Since I'm a curious character, when I got that frame, I had to research the clips. Here's what I learned. For a long time, the major bike makers had been keeping records on all sorts of bike failures that resulted in either warranty claims or lawsuits -- their only sources of information about reliability. My guesstimate (from numbers in a lawsuit transcript) is that there were maybe between one and two dozen front wheel detachment failures per year being reported. Both nutted and QR wheels. That's a terrible number for engineers, enough to draw attention but not enough to build up good statistics. They really couldn't figure out if the problem was due to user error or a design issue. But engineers are engineers, and it's pretty widespread among engineers that you don't make a product with a user adjustment that lets people hurt themselves if it's not vital to function (like a kitchen knife) and easily avoided.

Frank Brilando at Schwinn invented those clips. Schwinn offered to license the patent, but on prohibitive terms, so the industry went looking for other solutions and came up with the tabs. After secondary retention was introduced, front wheel detachment failures went down virtually to zero, on both nutted and QR axles. Now the numbers are so small that gathering actionable data would be impossible.

I work in a product development setting, and the engineers don't talk about lawyers. They talk about making good, safe products. The lawyer thing comes about because the US tends to regulate things in a retroactive fashion, allowing the tort system to take care of issues rather than trying to regulate everything proactively. In this case, the system allowed the industry to come up with its own solution before regulators got involved.
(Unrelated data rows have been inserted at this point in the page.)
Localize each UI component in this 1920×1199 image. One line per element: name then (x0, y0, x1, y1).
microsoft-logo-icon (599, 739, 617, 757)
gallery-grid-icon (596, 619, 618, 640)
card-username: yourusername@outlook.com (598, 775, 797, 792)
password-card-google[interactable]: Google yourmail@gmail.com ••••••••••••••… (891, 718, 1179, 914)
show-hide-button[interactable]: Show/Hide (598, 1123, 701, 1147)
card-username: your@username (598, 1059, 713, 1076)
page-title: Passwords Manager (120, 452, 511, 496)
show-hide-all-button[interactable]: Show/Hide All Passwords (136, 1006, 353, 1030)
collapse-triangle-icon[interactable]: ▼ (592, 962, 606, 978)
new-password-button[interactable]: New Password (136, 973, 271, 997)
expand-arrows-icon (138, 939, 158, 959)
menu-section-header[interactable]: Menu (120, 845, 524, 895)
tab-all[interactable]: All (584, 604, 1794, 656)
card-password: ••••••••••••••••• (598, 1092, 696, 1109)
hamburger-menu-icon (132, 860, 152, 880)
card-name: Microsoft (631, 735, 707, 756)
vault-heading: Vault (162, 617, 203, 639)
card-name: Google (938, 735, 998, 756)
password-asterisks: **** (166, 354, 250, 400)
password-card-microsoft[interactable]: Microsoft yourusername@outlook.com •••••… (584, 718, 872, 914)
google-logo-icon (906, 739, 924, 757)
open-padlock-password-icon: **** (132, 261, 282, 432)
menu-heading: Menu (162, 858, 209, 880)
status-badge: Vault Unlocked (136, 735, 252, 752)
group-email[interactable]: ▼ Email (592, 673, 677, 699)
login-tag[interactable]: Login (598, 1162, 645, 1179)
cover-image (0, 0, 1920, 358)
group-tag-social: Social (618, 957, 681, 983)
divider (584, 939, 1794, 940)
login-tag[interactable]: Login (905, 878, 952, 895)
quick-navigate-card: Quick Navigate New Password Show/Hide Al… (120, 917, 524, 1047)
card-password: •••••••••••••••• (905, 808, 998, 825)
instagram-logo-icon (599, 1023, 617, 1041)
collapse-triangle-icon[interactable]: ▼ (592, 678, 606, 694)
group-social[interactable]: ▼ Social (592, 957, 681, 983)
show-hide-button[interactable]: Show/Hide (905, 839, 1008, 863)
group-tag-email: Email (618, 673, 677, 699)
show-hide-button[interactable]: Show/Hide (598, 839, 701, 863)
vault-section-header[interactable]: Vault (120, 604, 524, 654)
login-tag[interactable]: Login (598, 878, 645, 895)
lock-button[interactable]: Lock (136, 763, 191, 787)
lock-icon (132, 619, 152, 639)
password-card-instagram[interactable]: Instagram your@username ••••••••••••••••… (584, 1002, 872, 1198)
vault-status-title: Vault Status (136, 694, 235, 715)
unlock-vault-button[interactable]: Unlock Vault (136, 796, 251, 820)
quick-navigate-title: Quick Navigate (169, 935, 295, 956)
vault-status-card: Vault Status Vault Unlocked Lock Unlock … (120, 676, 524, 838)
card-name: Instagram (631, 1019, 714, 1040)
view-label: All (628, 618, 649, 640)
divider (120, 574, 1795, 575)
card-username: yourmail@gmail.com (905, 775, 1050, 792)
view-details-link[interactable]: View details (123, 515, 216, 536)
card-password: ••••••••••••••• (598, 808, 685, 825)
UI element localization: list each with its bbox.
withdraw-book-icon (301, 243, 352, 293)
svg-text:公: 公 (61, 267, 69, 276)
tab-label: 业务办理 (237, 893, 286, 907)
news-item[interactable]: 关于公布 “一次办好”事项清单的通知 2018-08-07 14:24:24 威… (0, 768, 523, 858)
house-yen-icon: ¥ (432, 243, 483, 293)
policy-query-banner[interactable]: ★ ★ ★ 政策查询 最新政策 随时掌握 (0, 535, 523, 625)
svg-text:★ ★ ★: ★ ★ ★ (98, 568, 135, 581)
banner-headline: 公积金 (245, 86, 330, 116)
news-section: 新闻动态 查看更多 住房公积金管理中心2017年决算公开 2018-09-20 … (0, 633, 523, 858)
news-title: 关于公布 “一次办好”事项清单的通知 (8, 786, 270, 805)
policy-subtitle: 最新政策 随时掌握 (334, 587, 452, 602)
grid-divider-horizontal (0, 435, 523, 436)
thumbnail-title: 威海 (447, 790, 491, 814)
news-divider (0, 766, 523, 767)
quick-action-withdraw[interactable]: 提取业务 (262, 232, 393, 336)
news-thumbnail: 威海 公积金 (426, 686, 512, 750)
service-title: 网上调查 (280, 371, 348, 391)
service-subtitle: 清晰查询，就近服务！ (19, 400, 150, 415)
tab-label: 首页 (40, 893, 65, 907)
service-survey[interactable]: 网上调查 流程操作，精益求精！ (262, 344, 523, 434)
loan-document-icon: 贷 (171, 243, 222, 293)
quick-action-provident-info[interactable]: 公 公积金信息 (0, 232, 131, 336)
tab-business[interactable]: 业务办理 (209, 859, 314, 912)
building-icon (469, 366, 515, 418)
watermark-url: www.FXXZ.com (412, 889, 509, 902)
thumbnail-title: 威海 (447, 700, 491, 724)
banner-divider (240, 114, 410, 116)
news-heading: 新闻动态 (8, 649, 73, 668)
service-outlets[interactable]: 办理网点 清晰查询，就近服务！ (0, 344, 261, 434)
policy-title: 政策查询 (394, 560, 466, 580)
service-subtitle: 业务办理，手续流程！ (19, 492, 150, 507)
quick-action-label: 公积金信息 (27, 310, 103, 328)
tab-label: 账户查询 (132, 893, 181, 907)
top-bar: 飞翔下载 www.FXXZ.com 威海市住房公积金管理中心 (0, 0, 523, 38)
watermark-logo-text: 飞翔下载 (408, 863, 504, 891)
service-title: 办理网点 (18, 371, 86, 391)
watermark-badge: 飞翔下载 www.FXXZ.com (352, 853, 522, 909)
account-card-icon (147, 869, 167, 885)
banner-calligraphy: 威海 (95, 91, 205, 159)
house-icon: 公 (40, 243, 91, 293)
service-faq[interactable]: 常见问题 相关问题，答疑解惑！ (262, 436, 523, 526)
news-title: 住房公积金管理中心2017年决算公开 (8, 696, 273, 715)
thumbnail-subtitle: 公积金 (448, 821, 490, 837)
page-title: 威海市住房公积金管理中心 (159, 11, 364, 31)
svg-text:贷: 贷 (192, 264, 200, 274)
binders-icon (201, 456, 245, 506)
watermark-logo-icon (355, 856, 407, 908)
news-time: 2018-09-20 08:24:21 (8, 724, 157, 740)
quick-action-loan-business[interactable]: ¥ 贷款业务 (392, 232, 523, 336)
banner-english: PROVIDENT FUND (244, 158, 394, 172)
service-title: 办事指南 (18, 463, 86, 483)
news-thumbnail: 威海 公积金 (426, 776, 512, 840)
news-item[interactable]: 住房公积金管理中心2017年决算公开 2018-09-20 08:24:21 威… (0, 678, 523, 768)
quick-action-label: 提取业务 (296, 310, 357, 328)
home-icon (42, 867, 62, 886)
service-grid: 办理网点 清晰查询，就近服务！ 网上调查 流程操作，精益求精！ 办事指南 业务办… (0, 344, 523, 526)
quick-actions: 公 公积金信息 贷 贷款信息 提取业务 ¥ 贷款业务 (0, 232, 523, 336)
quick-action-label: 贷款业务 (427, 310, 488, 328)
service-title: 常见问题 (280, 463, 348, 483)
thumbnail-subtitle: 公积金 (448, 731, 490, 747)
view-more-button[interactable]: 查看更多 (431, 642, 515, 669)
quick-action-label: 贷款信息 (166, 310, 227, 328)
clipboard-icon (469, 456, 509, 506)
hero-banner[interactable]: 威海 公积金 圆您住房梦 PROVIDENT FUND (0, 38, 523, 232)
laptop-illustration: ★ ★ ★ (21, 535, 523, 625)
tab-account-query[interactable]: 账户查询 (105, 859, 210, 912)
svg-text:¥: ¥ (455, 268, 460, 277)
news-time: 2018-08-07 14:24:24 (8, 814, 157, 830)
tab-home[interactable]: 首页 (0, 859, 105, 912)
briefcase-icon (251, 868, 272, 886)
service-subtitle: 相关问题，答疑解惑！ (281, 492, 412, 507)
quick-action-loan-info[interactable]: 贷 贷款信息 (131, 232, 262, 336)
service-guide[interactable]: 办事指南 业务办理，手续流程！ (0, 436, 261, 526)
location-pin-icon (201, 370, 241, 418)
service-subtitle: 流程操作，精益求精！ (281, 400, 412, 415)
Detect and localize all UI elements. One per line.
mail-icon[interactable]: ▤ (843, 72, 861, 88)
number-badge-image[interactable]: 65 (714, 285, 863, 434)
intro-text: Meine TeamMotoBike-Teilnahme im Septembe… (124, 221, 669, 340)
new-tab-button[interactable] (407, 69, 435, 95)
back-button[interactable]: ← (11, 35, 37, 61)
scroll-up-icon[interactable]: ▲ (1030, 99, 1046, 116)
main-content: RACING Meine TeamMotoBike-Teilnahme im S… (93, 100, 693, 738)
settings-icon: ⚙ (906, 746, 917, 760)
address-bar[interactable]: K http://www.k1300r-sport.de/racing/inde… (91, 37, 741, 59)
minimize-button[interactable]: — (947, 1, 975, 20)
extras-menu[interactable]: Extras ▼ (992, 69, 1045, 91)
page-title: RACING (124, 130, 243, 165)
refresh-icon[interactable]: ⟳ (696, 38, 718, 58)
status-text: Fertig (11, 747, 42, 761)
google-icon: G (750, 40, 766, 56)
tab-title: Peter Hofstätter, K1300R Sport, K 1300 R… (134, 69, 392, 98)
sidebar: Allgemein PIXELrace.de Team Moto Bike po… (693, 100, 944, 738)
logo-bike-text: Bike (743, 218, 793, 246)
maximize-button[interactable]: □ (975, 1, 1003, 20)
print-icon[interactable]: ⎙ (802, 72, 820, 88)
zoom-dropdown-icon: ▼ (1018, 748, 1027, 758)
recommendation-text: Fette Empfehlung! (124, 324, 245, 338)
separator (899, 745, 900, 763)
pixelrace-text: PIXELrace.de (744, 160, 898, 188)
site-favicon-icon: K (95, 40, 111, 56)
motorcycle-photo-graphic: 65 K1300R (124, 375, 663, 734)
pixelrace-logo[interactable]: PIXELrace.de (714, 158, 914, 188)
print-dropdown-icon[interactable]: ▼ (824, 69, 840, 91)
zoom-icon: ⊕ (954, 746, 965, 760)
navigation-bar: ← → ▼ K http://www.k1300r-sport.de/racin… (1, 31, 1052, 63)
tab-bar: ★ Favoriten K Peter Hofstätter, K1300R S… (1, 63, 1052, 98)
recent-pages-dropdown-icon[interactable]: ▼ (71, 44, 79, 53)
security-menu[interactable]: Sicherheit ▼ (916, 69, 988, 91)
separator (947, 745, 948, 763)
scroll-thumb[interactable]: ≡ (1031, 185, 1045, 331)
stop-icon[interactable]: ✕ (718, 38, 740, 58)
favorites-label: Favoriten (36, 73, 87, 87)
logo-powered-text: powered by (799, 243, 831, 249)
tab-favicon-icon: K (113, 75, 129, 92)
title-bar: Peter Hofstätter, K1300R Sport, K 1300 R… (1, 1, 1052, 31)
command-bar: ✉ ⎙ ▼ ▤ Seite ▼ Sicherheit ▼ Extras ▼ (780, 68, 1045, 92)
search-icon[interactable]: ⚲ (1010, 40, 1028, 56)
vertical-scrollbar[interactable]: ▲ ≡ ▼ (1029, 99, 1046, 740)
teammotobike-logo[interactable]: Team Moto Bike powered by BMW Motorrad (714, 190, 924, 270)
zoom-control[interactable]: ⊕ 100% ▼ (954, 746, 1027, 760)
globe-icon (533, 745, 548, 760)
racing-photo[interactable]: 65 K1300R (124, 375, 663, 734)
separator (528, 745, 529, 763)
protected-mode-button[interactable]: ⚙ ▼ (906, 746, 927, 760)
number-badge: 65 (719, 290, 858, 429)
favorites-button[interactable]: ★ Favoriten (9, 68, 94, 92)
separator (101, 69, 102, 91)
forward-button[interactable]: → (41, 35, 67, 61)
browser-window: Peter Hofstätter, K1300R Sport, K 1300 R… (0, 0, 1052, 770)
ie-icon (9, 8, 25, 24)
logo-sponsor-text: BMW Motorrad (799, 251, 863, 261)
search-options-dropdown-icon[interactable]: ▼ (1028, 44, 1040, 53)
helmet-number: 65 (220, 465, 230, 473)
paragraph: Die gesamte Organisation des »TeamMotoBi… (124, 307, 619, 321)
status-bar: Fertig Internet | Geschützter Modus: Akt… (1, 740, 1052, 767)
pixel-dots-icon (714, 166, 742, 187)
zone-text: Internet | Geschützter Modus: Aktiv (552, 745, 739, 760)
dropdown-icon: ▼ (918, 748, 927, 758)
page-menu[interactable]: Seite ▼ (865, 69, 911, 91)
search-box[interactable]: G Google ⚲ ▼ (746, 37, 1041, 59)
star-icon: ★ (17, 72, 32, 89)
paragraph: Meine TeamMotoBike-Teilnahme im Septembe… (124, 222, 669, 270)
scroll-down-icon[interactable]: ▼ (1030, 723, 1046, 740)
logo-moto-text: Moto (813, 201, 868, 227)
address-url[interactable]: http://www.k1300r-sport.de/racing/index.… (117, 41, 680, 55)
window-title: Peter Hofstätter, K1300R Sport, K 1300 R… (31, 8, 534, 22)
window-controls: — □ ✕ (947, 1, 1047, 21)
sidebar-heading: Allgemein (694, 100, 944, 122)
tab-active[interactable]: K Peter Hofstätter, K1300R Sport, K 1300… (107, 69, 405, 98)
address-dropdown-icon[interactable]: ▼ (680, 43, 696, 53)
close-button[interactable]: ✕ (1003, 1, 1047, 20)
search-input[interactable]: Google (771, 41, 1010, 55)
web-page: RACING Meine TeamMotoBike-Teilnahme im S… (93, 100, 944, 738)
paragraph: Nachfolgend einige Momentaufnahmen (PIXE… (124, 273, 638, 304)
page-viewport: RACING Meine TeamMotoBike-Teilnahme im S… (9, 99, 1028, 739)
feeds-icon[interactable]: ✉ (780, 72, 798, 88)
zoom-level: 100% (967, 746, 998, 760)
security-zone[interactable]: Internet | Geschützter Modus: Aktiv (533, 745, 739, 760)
Personally, filing off the tabs strikes me as a just a bit too precious, and seems like a badge issue on web forums. I've never known a cyclist in real life who was bothered by the tabs.
Never encountered "badge issue" before. Thanks! (I wonder if there's anyone out there who filed off the tabs and yet refrained from triumphantly reporting having done so on the internet.)

And thanks for the informed reply. I worked as a bike mechanic for years and yet still managed to neglect to secure the front wheel nuts on a track bike of mine before a ride not long ago. (Deep in conversation while taking the bike out of the car and readying it for the ride.) "Hmm. What's that rattle?," I thought, an hour into the ride. I thank the Specialized engineers for specifying tabs on even a Langster with track nuts.